I have been on Reyataz Norvir and Truvada since 2006 and have attained good results. I am however, concerned about osteo, kidney and lipid issues. I am 58 years old. Some folks have switched to Isentress/Truvada (is this a once a day regimen or twice), Prezista I was told could be switched for Reyataz, and now the new drug Tivicay (doultegravir) I think gets paired with Epzicom.

Could you tell me what some of my treatment options are? Is there a table that shows treatment options with side effects?

Greateful.

Response from Dr. Young

Hello and thanks for posting.

Seems like you've been doing well on a DHHS-recommended first-line regimen.

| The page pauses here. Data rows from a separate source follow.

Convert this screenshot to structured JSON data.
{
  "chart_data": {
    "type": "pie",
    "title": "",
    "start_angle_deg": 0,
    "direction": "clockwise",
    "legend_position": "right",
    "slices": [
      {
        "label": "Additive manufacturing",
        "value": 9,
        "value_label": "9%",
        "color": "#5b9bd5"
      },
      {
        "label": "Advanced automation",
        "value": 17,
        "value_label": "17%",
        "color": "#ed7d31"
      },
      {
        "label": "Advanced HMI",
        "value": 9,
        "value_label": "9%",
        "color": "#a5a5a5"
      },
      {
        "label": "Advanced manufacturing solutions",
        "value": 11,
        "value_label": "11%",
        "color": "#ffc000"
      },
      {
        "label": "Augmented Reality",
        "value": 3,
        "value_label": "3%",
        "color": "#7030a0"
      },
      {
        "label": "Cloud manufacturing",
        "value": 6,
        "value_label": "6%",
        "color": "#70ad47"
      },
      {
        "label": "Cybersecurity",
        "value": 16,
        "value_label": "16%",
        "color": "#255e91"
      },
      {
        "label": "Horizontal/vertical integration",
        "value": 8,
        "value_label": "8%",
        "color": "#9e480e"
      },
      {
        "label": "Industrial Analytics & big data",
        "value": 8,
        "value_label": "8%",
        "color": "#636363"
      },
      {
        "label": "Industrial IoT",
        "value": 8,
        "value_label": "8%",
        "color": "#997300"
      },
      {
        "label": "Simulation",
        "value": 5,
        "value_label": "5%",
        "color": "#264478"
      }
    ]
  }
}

At age 58, it's entirely appropriate (as it would be if you were younger too) to monitor for any risks or complications of your treatments.

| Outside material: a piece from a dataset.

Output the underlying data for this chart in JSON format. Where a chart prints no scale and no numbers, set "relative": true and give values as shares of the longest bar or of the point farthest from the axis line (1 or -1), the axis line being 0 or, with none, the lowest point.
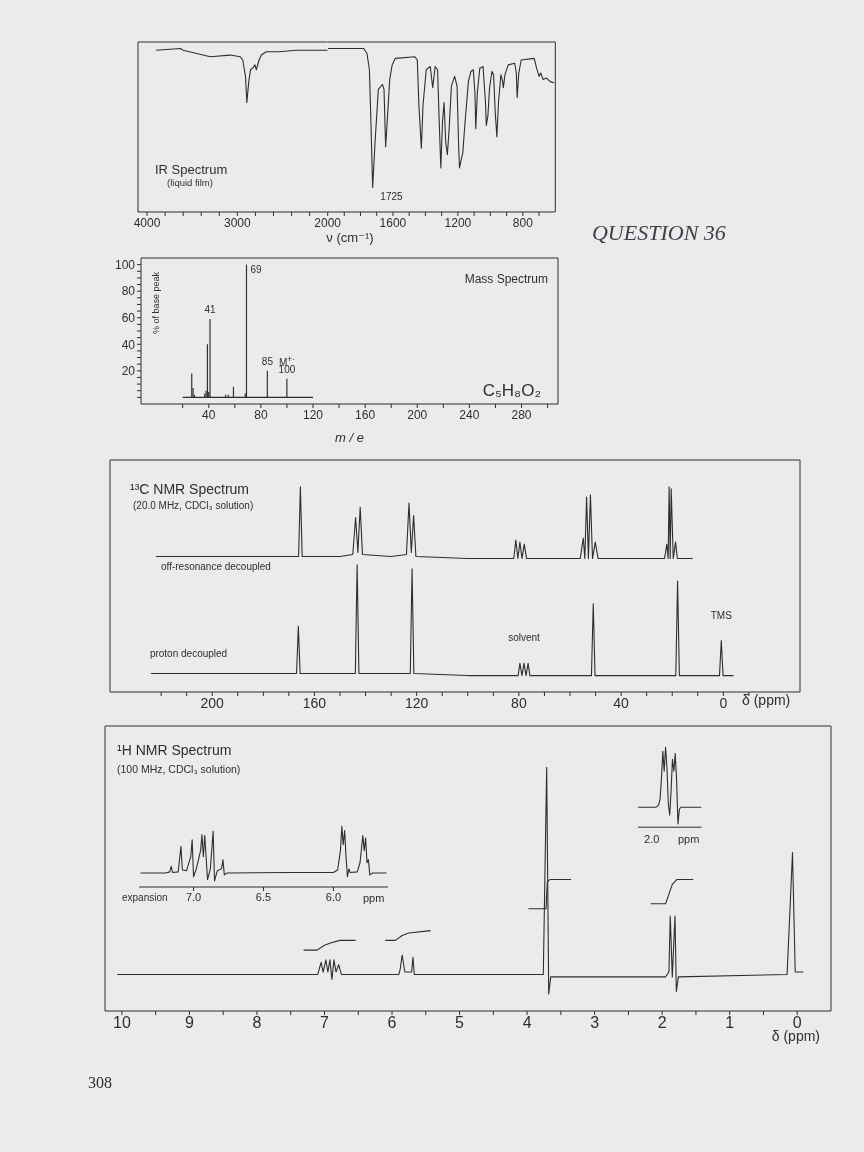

Indeed, providers are becoming increasingly aware of the issues of non-communicable, non-AIDS-related complications, such as bone , kidney or cholesterol issues.

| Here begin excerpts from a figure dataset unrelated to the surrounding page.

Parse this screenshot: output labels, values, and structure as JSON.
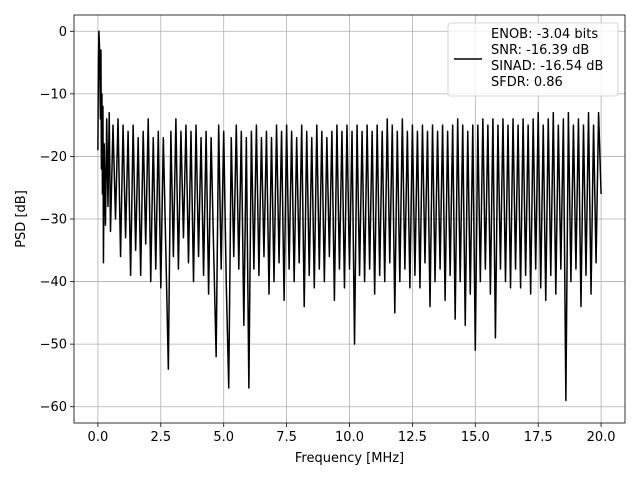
{
  "chart_data": {
    "type": "line",
    "title": "",
    "xlabel": "Frequency [MHz]",
    "ylabel": "PSD [dB]",
    "xlim": [
      -0.95,
      20.95
    ],
    "ylim": [
      -62.6,
      2.6
    ],
    "grid": true,
    "legend_position": "top-right",
    "line_color": "#000000",
    "x_ticks": [
      {
        "value": 0.0,
        "label": "0.0"
      },
      {
        "value": 2.5,
        "label": "2.5"
      },
      {
        "value": 5.0,
        "label": "5.0"
      },
      {
        "value": 7.5,
        "label": "7.5"
      },
      {
        "value": 10.0,
        "label": "10.0"
      },
      {
        "value": 12.5,
        "label": "12.5"
      },
      {
        "value": 15.0,
        "label": "15.0"
      },
      {
        "value": 17.5,
        "label": "17.5"
      },
      {
        "value": 20.0,
        "label": "20.0"
      }
    ],
    "y_ticks": [
      {
        "value": 0,
        "label": "0"
      },
      {
        "value": -10,
        "label": "−10"
      },
      {
        "value": -20,
        "label": "−20"
      },
      {
        "value": -30,
        "label": "−30"
      },
      {
        "value": -40,
        "label": "−40"
      },
      {
        "value": -50,
        "label": "−50"
      },
      {
        "value": -60,
        "label": "−60"
      }
    ],
    "legend": {
      "lines": [
        "ENOB: -3.04 bits",
        "SNR: -16.39 dB",
        "SINAD: -16.54 dB",
        "SFDR: 0.86"
      ]
    },
    "series": [
      {
        "values": [
          [
            0.0,
            -19
          ],
          [
            0.02,
            -5
          ],
          [
            0.04,
            0
          ],
          [
            0.06,
            -2
          ],
          [
            0.08,
            -8
          ],
          [
            0.1,
            -14
          ],
          [
            0.12,
            -3
          ],
          [
            0.14,
            -22
          ],
          [
            0.16,
            -10
          ],
          [
            0.18,
            -26
          ],
          [
            0.2,
            -12
          ],
          [
            0.22,
            -37
          ],
          [
            0.25,
            -18
          ],
          [
            0.3,
            -31
          ],
          [
            0.35,
            -14
          ],
          [
            0.4,
            -28
          ],
          [
            0.45,
            -13
          ],
          [
            0.5,
            -32
          ],
          [
            0.6,
            -15
          ],
          [
            0.7,
            -30
          ],
          [
            0.8,
            -14
          ],
          [
            0.9,
            -36
          ],
          [
            1.0,
            -15
          ],
          [
            1.1,
            -33
          ],
          [
            1.2,
            -16
          ],
          [
            1.3,
            -39
          ],
          [
            1.4,
            -15
          ],
          [
            1.5,
            -35
          ],
          [
            1.6,
            -17
          ],
          [
            1.7,
            -39
          ],
          [
            1.8,
            -16
          ],
          [
            1.9,
            -34
          ],
          [
            2.0,
            -14
          ],
          [
            2.1,
            -40
          ],
          [
            2.2,
            -17
          ],
          [
            2.3,
            -38
          ],
          [
            2.4,
            -16
          ],
          [
            2.5,
            -41
          ],
          [
            2.6,
            -17
          ],
          [
            2.7,
            -35
          ],
          [
            2.8,
            -54
          ],
          [
            2.9,
            -16
          ],
          [
            3.0,
            -36
          ],
          [
            3.1,
            -14
          ],
          [
            3.2,
            -38
          ],
          [
            3.3,
            -16
          ],
          [
            3.4,
            -33
          ],
          [
            3.5,
            -15
          ],
          [
            3.6,
            -37
          ],
          [
            3.7,
            -16
          ],
          [
            3.8,
            -40
          ],
          [
            3.9,
            -15
          ],
          [
            4.0,
            -36
          ],
          [
            4.1,
            -17
          ],
          [
            4.2,
            -39
          ],
          [
            4.3,
            -16
          ],
          [
            4.4,
            -42
          ],
          [
            4.5,
            -17
          ],
          [
            4.6,
            -35
          ],
          [
            4.7,
            -52
          ],
          [
            4.8,
            -15
          ],
          [
            4.9,
            -38
          ],
          [
            5.0,
            -16
          ],
          [
            5.1,
            -40
          ],
          [
            5.2,
            -57
          ],
          [
            5.3,
            -17
          ],
          [
            5.4,
            -36
          ],
          [
            5.5,
            -15
          ],
          [
            5.6,
            -38
          ],
          [
            5.7,
            -16
          ],
          [
            5.8,
            -47
          ],
          [
            5.9,
            -17
          ],
          [
            6.0,
            -57
          ],
          [
            6.1,
            -16
          ],
          [
            6.2,
            -38
          ],
          [
            6.3,
            -15
          ],
          [
            6.4,
            -39
          ],
          [
            6.5,
            -17
          ],
          [
            6.6,
            -36
          ],
          [
            6.7,
            -16
          ],
          [
            6.8,
            -42
          ],
          [
            6.9,
            -17
          ],
          [
            7.0,
            -40
          ],
          [
            7.1,
            -15
          ],
          [
            7.2,
            -37
          ],
          [
            7.3,
            -16
          ],
          [
            7.4,
            -43
          ],
          [
            7.5,
            -15
          ],
          [
            7.6,
            -38
          ],
          [
            7.7,
            -16
          ],
          [
            7.8,
            -40
          ],
          [
            7.9,
            -17
          ],
          [
            8.0,
            -37
          ],
          [
            8.1,
            -15
          ],
          [
            8.2,
            -44
          ],
          [
            8.3,
            -16
          ],
          [
            8.4,
            -39
          ],
          [
            8.5,
            -17
          ],
          [
            8.6,
            -41
          ],
          [
            8.7,
            -15
          ],
          [
            8.8,
            -38
          ],
          [
            8.9,
            -16
          ],
          [
            9.0,
            -40
          ],
          [
            9.1,
            -17
          ],
          [
            9.2,
            -36
          ],
          [
            9.3,
            -16
          ],
          [
            9.4,
            -43
          ],
          [
            9.5,
            -15
          ],
          [
            9.6,
            -38
          ],
          [
            9.7,
            -16
          ],
          [
            9.8,
            -41
          ],
          [
            9.9,
            -15
          ],
          [
            10.0,
            -38
          ],
          [
            10.1,
            -16
          ],
          [
            10.2,
            -50
          ],
          [
            10.3,
            -15
          ],
          [
            10.4,
            -39
          ],
          [
            10.5,
            -16
          ],
          [
            10.6,
            -40
          ],
          [
            10.7,
            -15
          ],
          [
            10.8,
            -38
          ],
          [
            10.9,
            -16
          ],
          [
            11.0,
            -42
          ],
          [
            11.1,
            -15
          ],
          [
            11.2,
            -39
          ],
          [
            11.3,
            -16
          ],
          [
            11.4,
            -40
          ],
          [
            11.5,
            -14
          ],
          [
            11.6,
            -37
          ],
          [
            11.7,
            -15
          ],
          [
            11.8,
            -45
          ],
          [
            11.9,
            -16
          ],
          [
            12.0,
            -40
          ],
          [
            12.1,
            -14
          ],
          [
            12.2,
            -38
          ],
          [
            12.3,
            -16
          ],
          [
            12.4,
            -41
          ],
          [
            12.5,
            -15
          ],
          [
            12.6,
            -39
          ],
          [
            12.7,
            -16
          ],
          [
            12.8,
            -41
          ],
          [
            12.9,
            -15
          ],
          [
            13.0,
            -37
          ],
          [
            13.1,
            -16
          ],
          [
            13.2,
            -44
          ],
          [
            13.3,
            -15
          ],
          [
            13.4,
            -40
          ],
          [
            13.5,
            -16
          ],
          [
            13.6,
            -38
          ],
          [
            13.7,
            -15
          ],
          [
            13.8,
            -43
          ],
          [
            13.9,
            -16
          ],
          [
            14.0,
            -39
          ],
          [
            14.1,
            -15
          ],
          [
            14.2,
            -46
          ],
          [
            14.3,
            -14
          ],
          [
            14.4,
            -40
          ],
          [
            14.5,
            -15
          ],
          [
            14.6,
            -47
          ],
          [
            14.7,
            -16
          ],
          [
            14.8,
            -42
          ],
          [
            14.9,
            -15
          ],
          [
            15.0,
            -51
          ],
          [
            15.1,
            -15
          ],
          [
            15.2,
            -40
          ],
          [
            15.3,
            -14
          ],
          [
            15.4,
            -38
          ],
          [
            15.5,
            -15
          ],
          [
            15.6,
            -42
          ],
          [
            15.7,
            -14
          ],
          [
            15.8,
            -49
          ],
          [
            15.9,
            -15
          ],
          [
            16.0,
            -38
          ],
          [
            16.1,
            -14
          ],
          [
            16.2,
            -40
          ],
          [
            16.3,
            -15
          ],
          [
            16.4,
            -41
          ],
          [
            16.5,
            -14
          ],
          [
            16.6,
            -38
          ],
          [
            16.7,
            -15
          ],
          [
            16.8,
            -41
          ],
          [
            16.9,
            -14
          ],
          [
            17.0,
            -39
          ],
          [
            17.1,
            -15
          ],
          [
            17.2,
            -42
          ],
          [
            17.3,
            -14
          ],
          [
            17.4,
            -38
          ],
          [
            17.5,
            -13
          ],
          [
            17.6,
            -41
          ],
          [
            17.7,
            -15
          ],
          [
            17.8,
            -43
          ],
          [
            17.9,
            -14
          ],
          [
            18.0,
            -39
          ],
          [
            18.1,
            -13
          ],
          [
            18.2,
            -42
          ],
          [
            18.3,
            -15
          ],
          [
            18.4,
            -38
          ],
          [
            18.5,
            -14
          ],
          [
            18.6,
            -59
          ],
          [
            18.7,
            -13
          ],
          [
            18.8,
            -40
          ],
          [
            18.9,
            -15
          ],
          [
            19.0,
            -38
          ],
          [
            19.1,
            -14
          ],
          [
            19.2,
            -44
          ],
          [
            19.3,
            -15
          ],
          [
            19.4,
            -39
          ],
          [
            19.5,
            -13
          ],
          [
            19.6,
            -42
          ],
          [
            19.7,
            -15
          ],
          [
            19.8,
            -37
          ],
          [
            19.9,
            -13
          ],
          [
            20.0,
            -26
          ]
        ]
      }
    ]
  }
}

If you don't currently have evidence of risks or problems related to these (and other) complications, there might not be reason to change your otherwise very successful treatment.

That said, it's always reasonable to look at newer science and treatment options. As you've pointed out, darunavir (Prezista) is an alternate PI option that also is recommended in current guidelines. It has the main difference of having fewer drug interactions and less risk of appearance-related side effects. A different approach would be use an integrase inhibitor, such as dolutegravir (Tivicay) to replace the Norvir and Reyataz- this has been shown to be better tolerated than darunavir in a head-to-head large study and eliminates the need for the Norvir boosting.

With regard to Truvada vs Epzicom, the former appears to be working well for you- but with regard to your question, it's reasonable to know if you have risks for any of the characteristic side effects of the tenofovir part of Truvada. It's recommended that your kidney function (by testing both blood and urine) and bone density be evaluated. Many providers are unaware of the recommendations to test all positive men over the age of 50 for risks of osteoporosis. If this hasn't been done, I'd suggest speaking to your provider. If you don't have such risks, there might not be any reason to switch (although a single pill combo with Epzicom and Tivicay is in the works).

On the other hand, there's evidence that Epzicom is not associated with significant kidney or bone risks; it's also very potent when combined with Tivicay (and this treatment is among the most recent additions to the DHHS Panel's recommended regimens. If your genetic testing (called HLA B5701) is negative, Epzicom might be an option for you.

The US Department of Health and Human Services (DHHS) Guidelines has an excellent, comprehensive set of tables that characterize the various medications and their attributes.